One EU data protection authority—the French CNIL—laudably acknowledged this, while providing pragmatic guidance. But it is not a secret that CNIL’s approach faces opposition among the more absolutist privacy officials and activists, so there is no chance that privacy enforcers will adopt it voluntarily across the EU.
The Commission’s proposal is to allow the processing of special category data for AI training and use with some conditions, which appear to align with the state of the art practices that AI labs are already implementing. In principle, this is also a welcome development.
One worry I have is whether the rules will be interpreted with sufficient flexibility so as not to amount to a prohibition of open-weights distribution of AI models. Note in this context the following provision for what must be done if it is discovered that some sensitive data is “in” an AI model: “If removal of those data requires disproportionate effort, the controller shall in any event effectively protect without undue delay such data from being used to produce outputs, from being disclosed or otherwise made available to third parties.” Depending on interpretations, this could be a serious problem for open-weights AI.
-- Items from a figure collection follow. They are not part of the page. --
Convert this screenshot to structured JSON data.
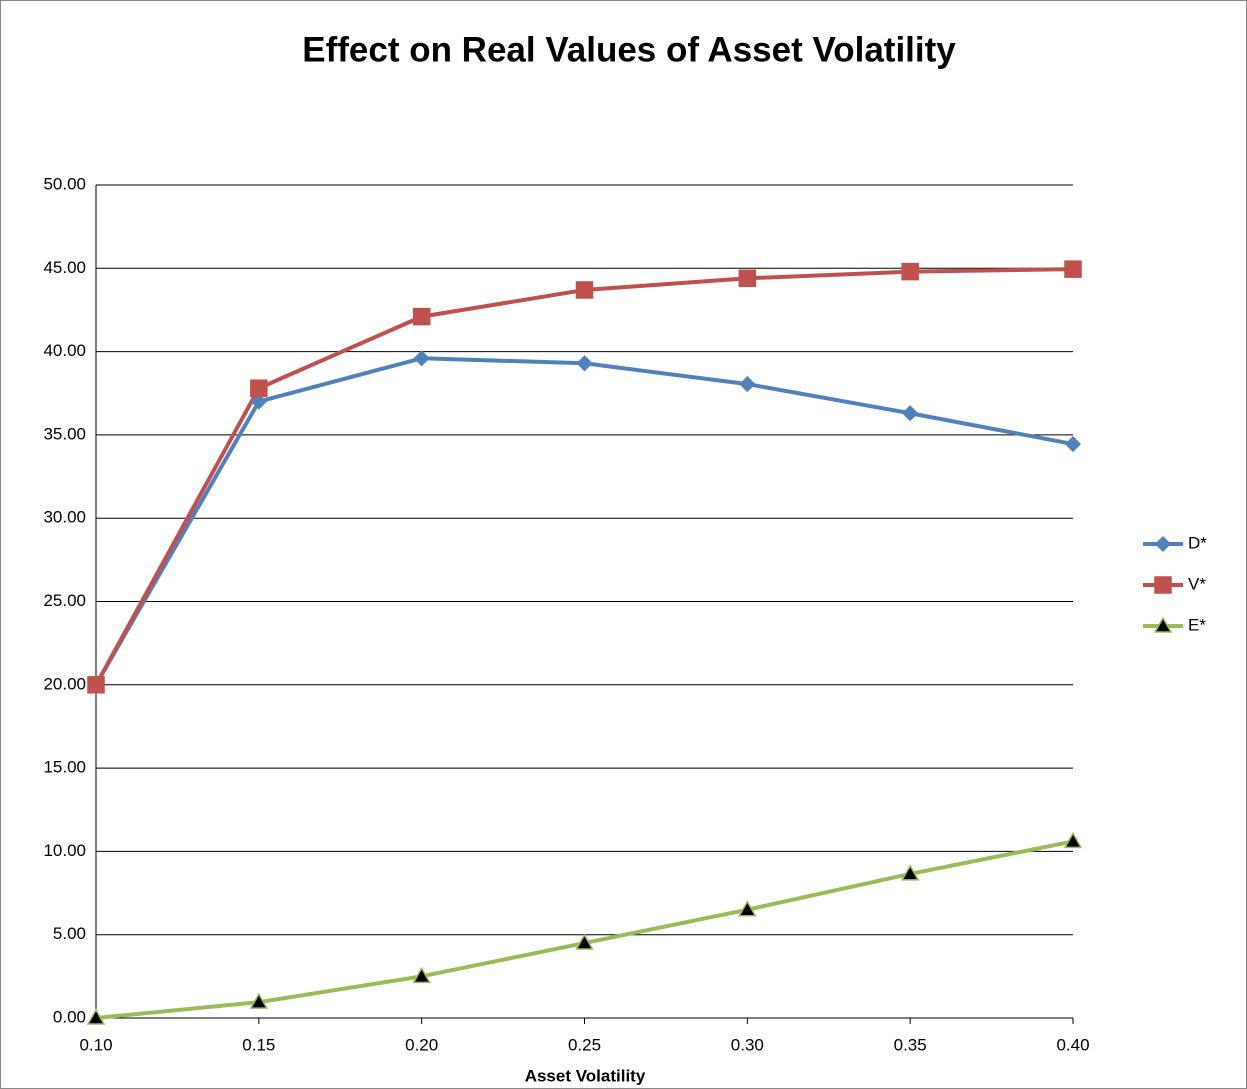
{
  "chart_data": {
    "type": "line",
    "title": "Effect on Real Values of Asset Volatility",
    "x_label": "Asset Volatility",
    "categories": [
      "0.10",
      "0.15",
      "0.20",
      "0.25",
      "0.30",
      "0.35",
      "0.40"
    ],
    "series": [
      {
        "name": "D*",
        "color": "#4f81bd",
        "marker": "diamond",
        "marker_fill": "#4f81bd",
        "values": [
          20.0,
          37.0,
          39.6,
          39.3,
          38.05,
          36.3,
          34.45
        ]
      },
      {
        "name": "V*",
        "color": "#c0504d",
        "marker": "square",
        "marker_fill": "#c0504d",
        "values": [
          20.0,
          37.8,
          42.1,
          43.7,
          44.4,
          44.8,
          44.95
        ]
      },
      {
        "name": "E*",
        "color": "#9bbb59",
        "marker": "triangle",
        "marker_fill": "#000000",
        "values": [
          0.0,
          0.95,
          2.5,
          4.5,
          6.5,
          8.65,
          10.6
        ]
      }
    ],
    "ylim": [
      0,
      50
    ],
    "yticks": [
      {
        "value": 0,
        "label": "0.00"
      },
      {
        "value": 5,
        "label": "5.00"
      },
      {
        "value": 10,
        "label": "10.00"
      },
      {
        "value": 15,
        "label": "15.00"
      },
      {
        "value": 20,
        "label": "20.00"
      },
      {
        "value": 25,
        "label": "25.00"
      },
      {
        "value": 30,
        "label": "30.00"
      },
      {
        "value": 35,
        "label": "35.00"
      },
      {
        "value": 40,
        "label": "40.00"
      },
      {
        "value": 45,
        "label": "45.00"
      },
      {
        "value": 50,
        "label": "50.00"
      }
    ],
    "grid": true,
    "legend": "right"
  }
}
Cookie consent law: the EDPB’s recent guidelines on the “cookie consent” law (Article 5(3) of the ePrivacy Directive) is among the most glaring examples of the disproportionate and absolutist approach of EU privacy enforcers. On the EDPB’s interpretation “consent would be required for all Internet communication unless very limited exceptions apply (even more restrictive than under the GDPR)” (Consent for everything? EDPB guidelines on URL, pixel, IP tracking). The Commission proposes to address the obvious problems with the cookie consent law by partially moving the rules from the ePrivacy Directive to the GDPR, with some modifications.
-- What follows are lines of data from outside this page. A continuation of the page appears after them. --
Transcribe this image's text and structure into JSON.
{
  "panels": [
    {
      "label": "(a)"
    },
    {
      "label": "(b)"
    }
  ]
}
One big problem with the Commission’s proposal is that they would retain the “cookie consent” ePrivacy rules for non-personal data (ie data not covered by the GDPR). I agree with other commentators that this makes no sense. Leaving those rules in place would not solve the cookie pop-up banner problem. More importantly, it would mean that non-personal data is protected in a more stringent and less pragmatic way than personal data.
To the extent there is a need for a legal rule on terminal integrity protection, it needs to be drawn much more precisely to target specific risks—the EDPB’s guidance shows that privacy enforcers cannot be trusted to proportionately interpret and apply broadly phrased rules. One reason to retain some explicit terminal integrity protections is that removing them entirely could further undermine the security protections for, eg, Android and iOS users which are currently being eroded by how the European Commission is applying the Digital Markets Act. Also, EU-law level terminal integrity protections are helpful in defending users against state-mandated incursions.
There are other ideas in the leaked draft, but I will end my comment here. It’s very hard to say how much of the current draft will make it into law given the inevitable opposition. And even if some of those changes do become law, they will likely be watered down significantly by privacy enforcers hostile to such changes. Hence my plea for addressing what I see as a bigger problem: the enforcement framework.